Si de tels propos se multiplient et font polémique, ils sont aussitôt contredits du fait même des divisions et des tensions entre les différentes fractions bourgeoises. Mais toutes s’accordent cependant sur une chose : nous pousser à soutenir un camp parmi les belligérants dans la guerre, en l’occurrence celui de l’Ukraine. Tous les discours affirment de manière unanime que « l’Ukraine se bat pour nous » et « qu’en cas de défaite l’armée russe sera à nos portes ». C’est d’ailleurs dans ce contexte que l’anniversaire des soixante-quinze ans de l’OTAN a pris un relief particulier, fêté en grandes pompes tout en soulignant que l’enlisement de Poutine ne le rendait pas moins dangereux. Et si le secrétaire général Jens Stoltenberg a bien précisé qu’il n’était « pas prévu d’envoyer des troupes de l’OTAN sur le terrain ukrainien », il a tenu à préciser que « les alliés de l’OTAN apportent un soutien sans précédent à l’Ukraine ».
Il s’agit bel et bien de préparer les esprits à accepter le principe de la guerre et ses sacrifices. Ceci est d’autant plus important que, comme le soulignait Rosa Luxemburg au moment du premier conflit mondial, « la guerre est un meurtre méthodique, organisé, gigantesque. En vue d’un meurtre systématique, chez des hommes normalement constitués, il faut […] produire une ivresse appropriée. C’est depuis toujours la méthode habituelle des belligérants. La bestialité des pensées et des sentiments doit correspondre à la bestialité de la pratique, elle doit la préparer et l’accompagner ». (1)

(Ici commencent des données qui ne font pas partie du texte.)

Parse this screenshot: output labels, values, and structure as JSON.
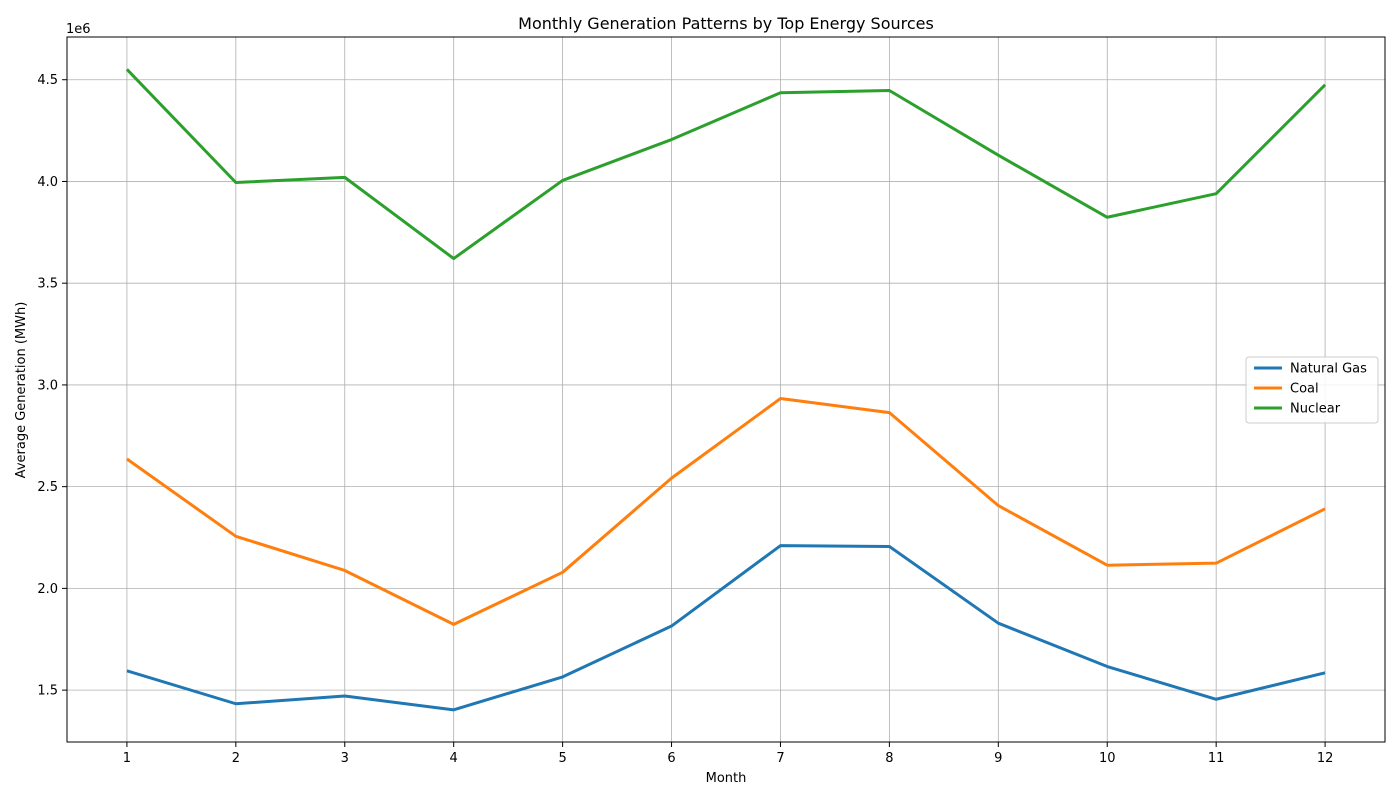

Naturellement, dans cette optique, tous les discours bellicistes aujourd’hui ont d’abord pour objectif premier de justifier partout la hausse vertigineuse des budgets militaires. À cet égard, les augmentations impressionnantes des dépenses d’armement dans les pays scandinaves (par exemple de 20 % en Norvège) et dans les pays baltes sont hautement symboliques de cette nouvelle course frénétique aux armements. En fait, tous les pays en Europe font de gros efforts. On le voit, par exemple, avec la Pologne qui vise une part record de 4 % de son PIB (le plus fort taux au sein de l’OTAN), avec l’Allemagne qui, avec le budget de cette année (68 milliards d’euros), atteindra 2,1 % de son PIB pour la première fois depuis plus de trente ans, ou avec la France qui prévoit de dépenser la coquette somme de 413,3 milliards d’euros sur sept ans.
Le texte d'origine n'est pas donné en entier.